PHP FPM
PHP-FPM is one of those things that quietly sits in the background of a Linux web server until it breaks, at which point you suddenly become very aware of it.
At a basic level:
- Nginx handles the web requests
- PHP-FPM processes the PHP
- the browser gets the result
Nginx itself does not execute PHP. It hands the request off to PHP-FPM over a socket, PHP does its thing, then Nginx returns the output back to the client.
Installing PHP-FPM
On Ubuntu:
sudo apt install php7-fpm
That installs the PHP FastCGI Process Manager and starts the service.
You can check it’s running with:
systemctl status php7-fpm
PHP configuration
There are a few things worth changing early.
php.ini
Edit:
/etc/php/7.0/php.ini
Set:
cgi.fix_pathinfo=0
This stops PHP trying to guess paths it shouldn’t be guessing.
PHP-FPM pools
Pools define how PHP workers are grouped and managed.
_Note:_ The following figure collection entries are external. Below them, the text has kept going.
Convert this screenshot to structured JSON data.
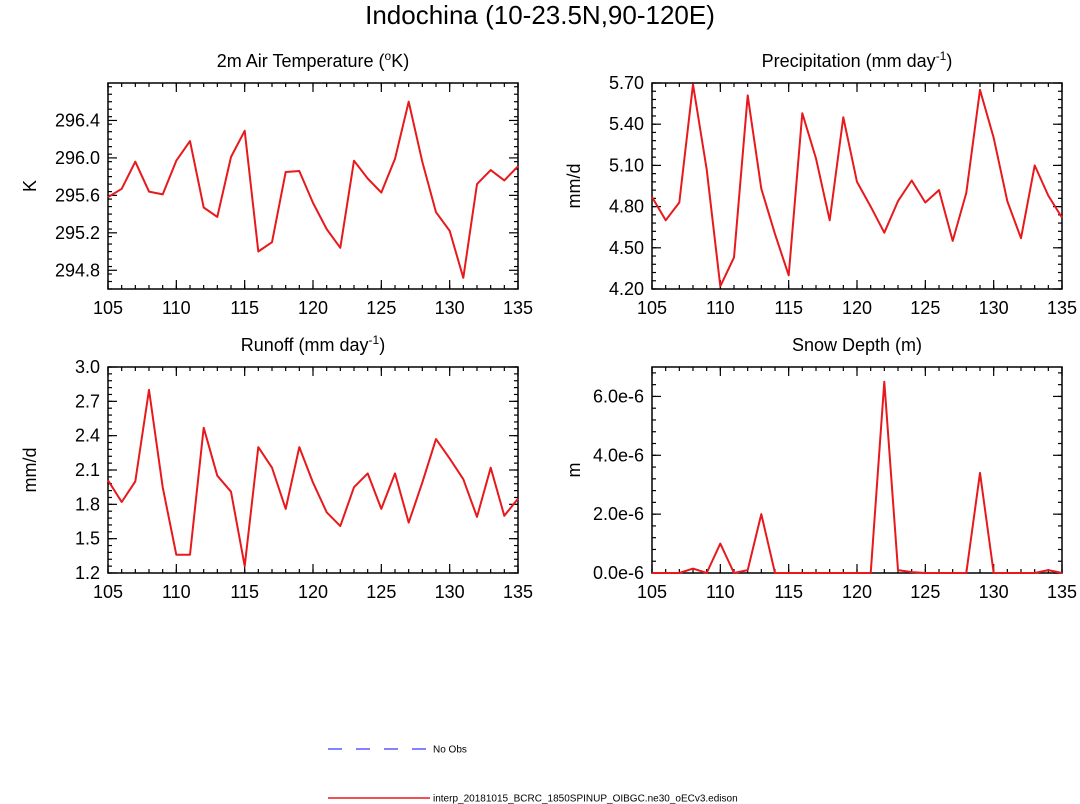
{
  "title": "Indochina (10-23.5N,90-120E)",
  "colors": {
    "model": "#e8191c",
    "obs": "#5a5aff"
  },
  "legend": [
    {
      "label": "No Obs",
      "style": "dashed",
      "color": "#5a5aff"
    },
    {
      "label": "interp_20181015_BCRC_1850SPINUP_OIBGC.ne30_oECv3.edison",
      "style": "solid",
      "color": "#e8191c"
    }
  ],
  "chart_data": [
    {
      "type": "line",
      "title_main": "2m Air Temperature (",
      "title_sup_pre": "o",
      "title_tail": "K)",
      "ylabel": "K",
      "xlim": [
        105,
        135
      ],
      "ylim": [
        294.6,
        296.8
      ],
      "xticks": [
        105,
        110,
        115,
        120,
        125,
        130,
        135
      ],
      "xtick_labels": [
        "105",
        "110",
        "115",
        "120",
        "125",
        "130",
        "135"
      ],
      "yticks": [
        294.8,
        295.2,
        295.6,
        296.0,
        296.4
      ],
      "ytick_labels": [
        "294.8",
        "295.2",
        "295.6",
        "296.0",
        "296.4"
      ],
      "series": [
        {
          "x": [
            105,
            106,
            107,
            108,
            109,
            110,
            111,
            112,
            113,
            114,
            115,
            116,
            117,
            118,
            119,
            120,
            121,
            122,
            123,
            124,
            125,
            126,
            127,
            128,
            129,
            130,
            131,
            132,
            133,
            134,
            135
          ],
          "values": [
            295.58,
            295.67,
            295.96,
            295.64,
            295.61,
            295.97,
            296.18,
            295.47,
            295.37,
            296.01,
            296.29,
            295.0,
            295.1,
            295.85,
            295.86,
            295.52,
            295.24,
            295.04,
            295.97,
            295.78,
            295.63,
            295.99,
            296.6,
            295.96,
            295.42,
            295.22,
            294.72,
            295.72,
            295.87,
            295.76,
            295.91
          ]
        }
      ]
    },
    {
      "type": "line",
      "title_main": "Precipitation (mm day",
      "title_sup": "-1",
      "title_tail": ")",
      "ylabel": "mm/d",
      "xlim": [
        105,
        135
      ],
      "ylim": [
        4.2,
        5.7
      ],
      "xticks": [
        105,
        110,
        115,
        120,
        125,
        130,
        135
      ],
      "xtick_labels": [
        "105",
        "110",
        "115",
        "120",
        "125",
        "130",
        "135"
      ],
      "yticks": [
        4.2,
        4.5,
        4.8,
        5.1,
        5.4,
        5.7
      ],
      "ytick_labels": [
        "4.20",
        "4.50",
        "4.80",
        "5.10",
        "5.40",
        "5.70"
      ],
      "series": [
        {
          "x": [
            105,
            106,
            107,
            108,
            109,
            110,
            111,
            112,
            113,
            114,
            115,
            116,
            117,
            118,
            119,
            120,
            121,
            122,
            123,
            124,
            125,
            126,
            127,
            128,
            129,
            130,
            131,
            132,
            133,
            134,
            135
          ],
          "values": [
            4.87,
            4.7,
            4.83,
            5.69,
            5.07,
            4.22,
            4.43,
            5.61,
            4.93,
            4.6,
            4.3,
            5.48,
            5.15,
            4.7,
            5.45,
            4.98,
            4.8,
            4.61,
            4.84,
            4.99,
            4.83,
            4.92,
            4.55,
            4.9,
            5.65,
            5.3,
            4.84,
            4.57,
            5.1,
            4.88,
            4.72
          ]
        }
      ]
    },
    {
      "type": "line",
      "title_main": "Runoff (mm day",
      "title_sup": "-1",
      "title_tail": ")",
      "ylabel": "mm/d",
      "xlim": [
        105,
        135
      ],
      "ylim": [
        1.2,
        3.0
      ],
      "xticks": [
        105,
        110,
        115,
        120,
        125,
        130,
        135
      ],
      "xtick_labels": [
        "105",
        "110",
        "115",
        "120",
        "125",
        "130",
        "135"
      ],
      "yticks": [
        1.2,
        1.5,
        1.8,
        2.1,
        2.4,
        2.7,
        3.0
      ],
      "ytick_labels": [
        "1.2",
        "1.5",
        "1.8",
        "2.1",
        "2.4",
        "2.7",
        "3.0"
      ],
      "series": [
        {
          "x": [
            105,
            106,
            107,
            108,
            109,
            110,
            111,
            112,
            113,
            114,
            115,
            116,
            117,
            118,
            119,
            120,
            121,
            122,
            123,
            124,
            125,
            126,
            127,
            128,
            129,
            130,
            131,
            132,
            133,
            134,
            135
          ],
          "values": [
            2.01,
            1.82,
            2.0,
            2.8,
            1.95,
            1.36,
            1.36,
            2.47,
            2.05,
            1.91,
            1.26,
            2.3,
            2.12,
            1.76,
            2.3,
            1.99,
            1.73,
            1.61,
            1.95,
            2.07,
            1.76,
            2.07,
            1.64,
            1.99,
            2.37,
            2.2,
            2.02,
            1.69,
            2.12,
            1.7,
            1.85
          ]
        }
      ]
    },
    {
      "type": "line",
      "title_main": "Snow Depth (m)",
      "ylabel": "m",
      "xlim": [
        105,
        135
      ],
      "ylim": [
        0,
        7e-06
      ],
      "xticks": [
        105,
        110,
        115,
        120,
        125,
        130,
        135
      ],
      "xtick_labels": [
        "105",
        "110",
        "115",
        "120",
        "125",
        "130",
        "135"
      ],
      "yticks": [
        0,
        2e-06,
        4e-06,
        6e-06
      ],
      "ytick_labels": [
        "0.0e-6",
        "2.0e-6",
        "4.0e-6",
        "6.0e-6"
      ],
      "series": [
        {
          "x": [
            105,
            106,
            107,
            108,
            109,
            110,
            111,
            112,
            113,
            114,
            115,
            116,
            117,
            118,
            119,
            120,
            121,
            122,
            123,
            124,
            125,
            126,
            127,
            128,
            129,
            130,
            131,
            132,
            133,
            134,
            135
          ],
          "values": [
            0,
            0,
            0,
            1.5e-07,
            0,
            1e-06,
            0,
            1e-07,
            2e-06,
            0,
            0,
            0,
            0,
            0,
            0,
            0,
            0,
            6.5e-06,
            1e-07,
            3e-08,
            0,
            0,
            0,
            0,
            3.4e-06,
            0,
            0,
            0,
            0,
            1e-07,
            0
          ]
        }
      ]
    }
  ]
}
The default pool usually lives here:
/etc/php5/fpm/pools.d/www.conf
A couple of useful settings:
pm.status_path = /fpm_status
catch_workers_output = yes
The first gives you a status endpoint. The second makes debugging less miserable when PHP decides to complain.
Restarting PHP-FPM
After changes:
sudo service php5-fpm restart
Or if you’re on a newer system:
sudo systemctl restart php7-fpm
Ubuntu naming around PHP services has always had a bit of “surprise mechanics” energy to it.
Nginx and PHP
There are really two parts to this.
First, Nginx needs to know where PHP-FPM lives.
Then it needs to know when to pass requests over to it.
Defining the PHP backend
Create something like:
/etc/nginx/http-conf.d/php-backend.conf
upstream php-backend {
server unix:/run/php/php7.0-fpm.sock;
}
fastcgi_buffers 128 8k;
That socket path is the important bit. It’s how Nginx talks to PHP-FPM.
If the socket path is wrong, PHP simply stops existing from Nginx’s perspective.
The PHP handler
Now tell Nginx what counts as a PHP request.
Example:
/etc/nginx/php-handler.conf
location ~ \.php$ {
try_files $uri =404;
fastcgi_split_path_info ^(.+\.php)(/.+)$;
include fastcgi_params;
fastcgi_index index.php;
fastcgi_pass php-backend;
}
This basically says:
“if it’s a
.phpfile, hand it to the PHP backend”
Simple enough.
FastCGI parameters
The fastcgi_params file passes request information into PHP.
Things like:
- request method
- query strings
- paths
- HTTPS status
- remote IPs
Without it, PHP has very little context about the request it’s handling.
One particularly important line:
fastcgi_param HTTP_PROXY "";
That mitigates the old httpoxy vulnerability, which is one of those wonderfully named internet problems that sounds fake until it ruins your afternoon.
Restarting Nginx
Whenever you change Nginx config:
sudo service nginx restart
Or preferably:
sudo nginx -t
sudo systemctl reload nginx
Because testing the config before restarting it is one of those habits that saves you from yourself later.